According to IBM analysis from 2023, AI can help reduce the cost and life span of a breach. Survey responders said the number one thing companies can do to reduce to cost of a data breach is implement AI with a close second of automation. With the average cost of a data breach at $4.5 million USD, AI can reduce that cost by about 40% with a savings of $1.76 million per breach.

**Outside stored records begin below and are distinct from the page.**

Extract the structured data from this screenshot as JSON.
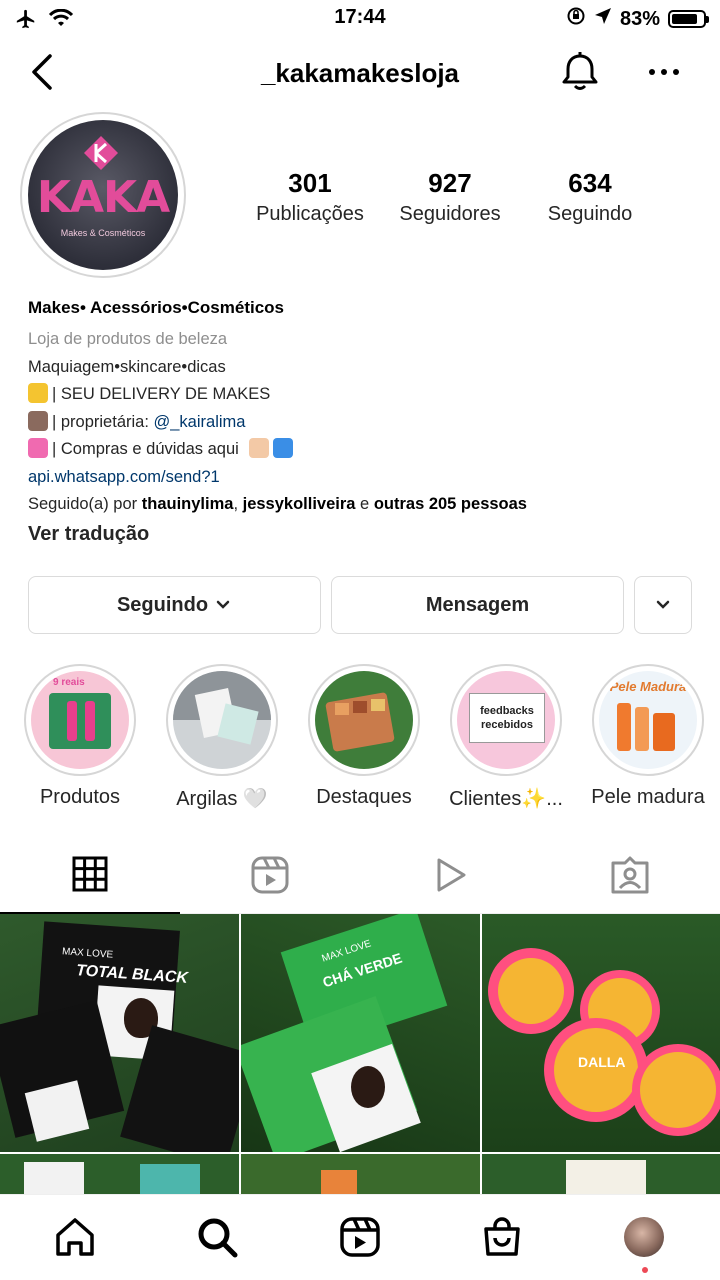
{
  "status_bar": {
    "time": "17:44",
    "battery": "83%",
    "battery_level": 0.83
  },
  "header": {
    "username": "_kakamakesloja"
  },
  "profile": {
    "logo_text": "KAKA",
    "logo_sub": "Makes & Cosméticos",
    "stats": [
      {
        "value": "301",
        "label": "Publicações"
      },
      {
        "value": "927",
        "label": "Seguidores"
      },
      {
        "value": "634",
        "label": "Seguindo"
      }
    ]
  },
  "bio": {
    "name": "Makes• Acessórios•Cosméticos",
    "category": "Loja de produtos de beleza",
    "line1": "Maquiagem•skincare•dicas",
    "line2": "| SEU DELIVERY DE MAKES",
    "line3_prefix": "| proprietária: ",
    "mention": "@_kairalima",
    "line4": "| Compras e dúvidas aqui",
    "link": "api.whatsapp.com/send?1",
    "followed_prefix": "Seguido(a) por ",
    "followed_user1": "thauinylima",
    "followed_sep": ", ",
    "followed_user2": "jessykolliveira",
    "followed_and": " e ",
    "followed_others": "outras 205 pessoas",
    "translate": "Ver tradução"
  },
  "actions": {
    "following": "Seguindo",
    "message": "Mensagem"
  },
  "highlights": [
    {
      "label": "Produtos",
      "tag": "9 reais"
    },
    {
      "label": "Argilas 🤍"
    },
    {
      "label": "Destaques"
    },
    {
      "label": "Clientes✨...",
      "card": "feedbacks recebidos"
    },
    {
      "label": "Pele madura",
      "banner": "Pele Madura"
    }
  ],
  "posts": [
    {
      "brand": "MAX LOVE",
      "product": "TOTAL BLACK"
    },
    {
      "brand": "MAX LOVE",
      "product": "CHÁ VERDE"
    },
    {
      "brand": "DALLA",
      "product": ""
    }
  ],
  "icons": {
    "tabs": [
      "grid-icon",
      "reels-icon",
      "play-icon",
      "tagged-icon"
    ],
    "bottom": [
      "home-icon",
      "search-icon",
      "reels-icon",
      "shop-icon",
      "profile-avatar"
    ]
  },
  "colors": {
    "link": "#00376b",
    "muted": "#8e8e8e",
    "logo_pink": "#e24c9a",
    "notification_dot": "#ed4956"
  }
}
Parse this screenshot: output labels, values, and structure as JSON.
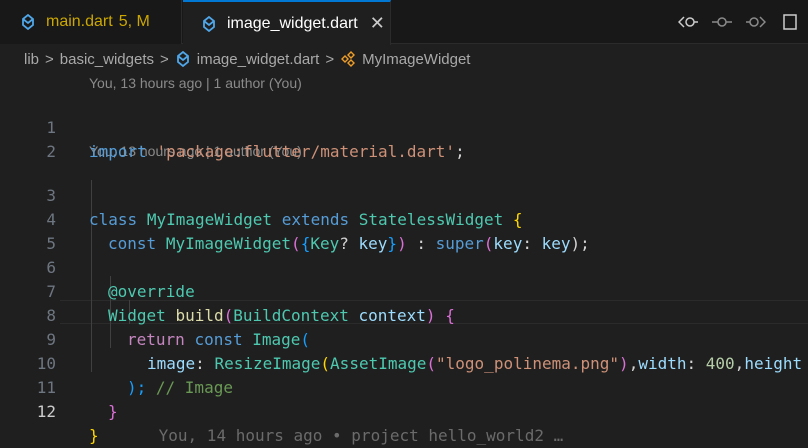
{
  "tabs": [
    {
      "name": "main.dart",
      "status": "5, M",
      "active": false
    },
    {
      "name": "image_widget.dart",
      "close": "✕",
      "active": true
    }
  ],
  "breadcrumb": {
    "items": [
      "lib",
      "basic_widgets",
      "image_widget.dart",
      "MyImageWidget"
    ],
    "separator": ">"
  },
  "blame": {
    "block1": "You, 13 hours ago | 1 author (You)",
    "block2": "You, 13 hours ago | 1 author (You)",
    "inline": "You, 14 hours ago • project hello_world2 …"
  },
  "line_numbers": [
    "1",
    "2",
    "3",
    "4",
    "5",
    "6",
    "7",
    "8",
    "9",
    "10",
    "11",
    "12"
  ],
  "code": {
    "l1": {
      "k": "import",
      "s": "'package:flutter/material.dart'",
      "p": ";"
    },
    "l3": {
      "k1": "class",
      "c": "MyImageWidget",
      "k2": "extends",
      "c2": "StatelessWidget",
      "b": "{"
    },
    "l4": {
      "k": "const",
      "c": "MyImageWidget",
      "p1": "(",
      "b": "{",
      "t": "Key",
      "q": "?",
      "v": "key",
      "b2": "}",
      "p2": ")",
      "p3": " : ",
      "s": "super",
      "p4": "(",
      "v2": "key",
      "p5": ": ",
      "v3": "key",
      "p6": ");"
    },
    "l6": {
      "a": "@override"
    },
    "l7": {
      "c": "Widget",
      "f": "build",
      "p1": "(",
      "c2": "BuildContext",
      "v": "context",
      "p2": ")",
      "b": "{"
    },
    "l8": {
      "r": "return",
      "k": "const",
      "c": "Image",
      "p": "("
    },
    "l9": {
      "v": "image",
      "p1": ": ",
      "c": "ResizeImage",
      "p2": "(",
      "c2": "AssetImage",
      "p3": "(",
      "s": "\"logo_polinema.png\"",
      "p4": ")",
      "p5": ",",
      "v2": "width",
      "p6": ": ",
      "n": "400",
      "p7": ",",
      "v3": "height"
    },
    "l10": {
      "p": ");",
      "cm": " // Image"
    },
    "l11": {
      "b": "}"
    },
    "l12": {
      "b": "}"
    }
  },
  "colors": {
    "background": "#1f1f1f",
    "accent": "#0078d4",
    "modified": "#cca700"
  }
}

Leveraging AI and automation can also help you cut down on the time it takes to identify and contain a breach by as much as 108 days, significantly cutting the damage it can do if it were allowed to run amok longer.

 


What can AI do for you?

Analyze

Using AI and machine learning, you can analyze large data sets to discover patterns that make it easy to see attacks before they happen and spotting outliers and anomalies.

Automation

We also must anticipate what to do next, and that’s where automation comes in. Using the next step of machine learning – deep learning – we can create foundation models that provide a layer of automation to cybersecurity. Instead of playing catch up with attacks, using automation, new cybersecurity solutions can get ahead by knowing what’s next, sometimes before the hacker does.

Summarization

Foundational models create a lot of information, but who has time to go through all of that information? Feeding it into AI makes it easy for us to correlate and summarize findings so we can use that data to protect ourselves.